Whereas a natural tooth is anchored to the tooth’s gums by its roots, an implant is anchored—fused, actually—to the bone. This makes the implant function differently than a natural tooth, and in some contexts might even make the tooth stronger than a natural tooth. With dental implants being fused to the bone, they’re not permitted the same amount of movement as natural teeth.
Is Caring for a Dental Implant Difficult?
As we said earlier, dental implants are vulnerable to bacteria, plaque, and oral infections, just like natural teeth.
If you are concerned about the health and strength of your dental implant, the best thing you can do is make sure your gums and jawbone remain healthy and strong.
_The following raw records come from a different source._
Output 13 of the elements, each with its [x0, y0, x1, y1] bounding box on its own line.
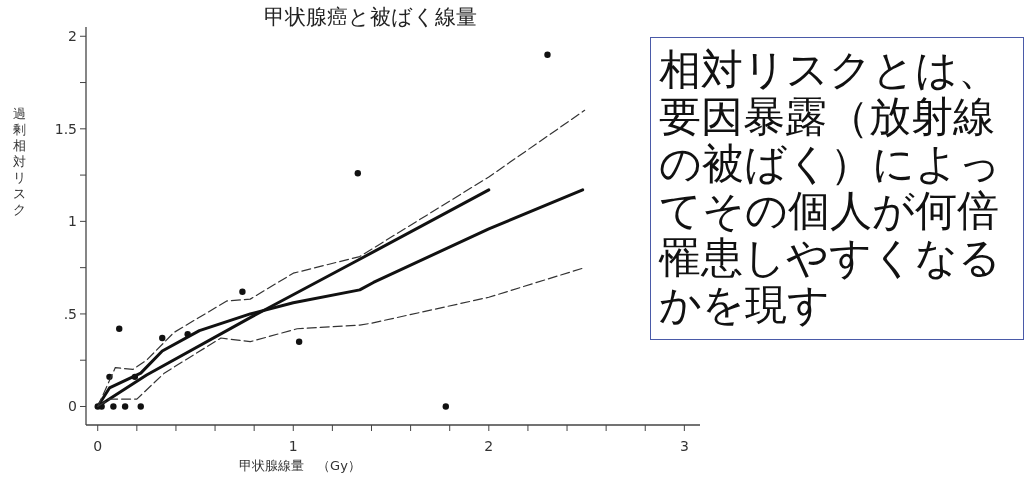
- chart-title: 甲状腺癌と被ばく線量: [263, 5, 477, 29]
- x-tick-label: 2: [484, 438, 494, 454]
- y-tick-label: 2: [68, 28, 77, 45]
- x-tick-label: 1: [288, 438, 298, 454]
- y-tick-label: 0: [68, 398, 77, 415]
- x-axis-title: 甲状腺線量 （Gy）: [239, 458, 361, 473]
- y-tick-label: 1: [68, 213, 77, 230]
- x-tick-label: 3: [679, 438, 689, 454]
- y-tick-label: .5: [63, 305, 77, 322]
- annotation: 相対リスクとは、要因暴露（放射線の被ばく）によってその個人が何倍罹患しやすくなるかを現す: [650, 37, 1024, 340]
- y-tick-label: 1.5: [54, 120, 77, 137]
- y-axis-title: 過剰相対リスク: [12, 106, 26, 217]
- x-tick-label: 0: [93, 438, 103, 454]
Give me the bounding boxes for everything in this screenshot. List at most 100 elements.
When your oral hygiene is optimal, the health of your implant will be, too.
One of the most important parts of our practice is our periodontal hygiene program. This circles back to one of our foremost priorities, which is educating our patients in ways both big and small.
While we offer a variety of hygiene services in our facilities, such as deep scaling, antibacterial treatments, fluoride treatment, polishing, and whitening, we place even greater importance on what clients can do for themselves at home.
To preserve your dental implant and overall oral health, we recommend:
- Brushing minimum twice a day with a soft-bristle toothbrush
- Low-abrasive toothpaste
- Nylon-coated interdental brushes for hard-to-reach areas
- Daily flossing
What Happens During the Dental Implant Procedure?
Depending on what oral surgeon you choose to work with, the answer to this question could vary. That is why it is always important to do your homework and ask the right questions during your assessments or consultations.
With Dr. Caudry, you only receive the most cutting-edge care, ensuring optimal comfort unmatched accuracy. This is made possible in part because of Dr. Caudry and her exceptional staff, but also because of computer-guided surgery. With computer guided surgery, we eliminate the messiness of dental impressions, the prolonged surgical process, and the many uncomfortable aspects of oral surgery.
Prior to the computer-guided surgical process, we ask that you come into our facilities for a brief appointment. We will perform a non-invasive intraoral scan with our digital scanner, and also a CBCT scan. After that, we merge the two scans and get to work on planning every single step of the implant surgery. With these digital technologies, outcomes are superior to those of past methods.
As dental implantology continues to progress, we will continue to advance with it. The comfort of our patient is our foremost concern. That is why Dr. Caudry was one of the first practitioners in North America to master these digital technologies nearly 15 years ago.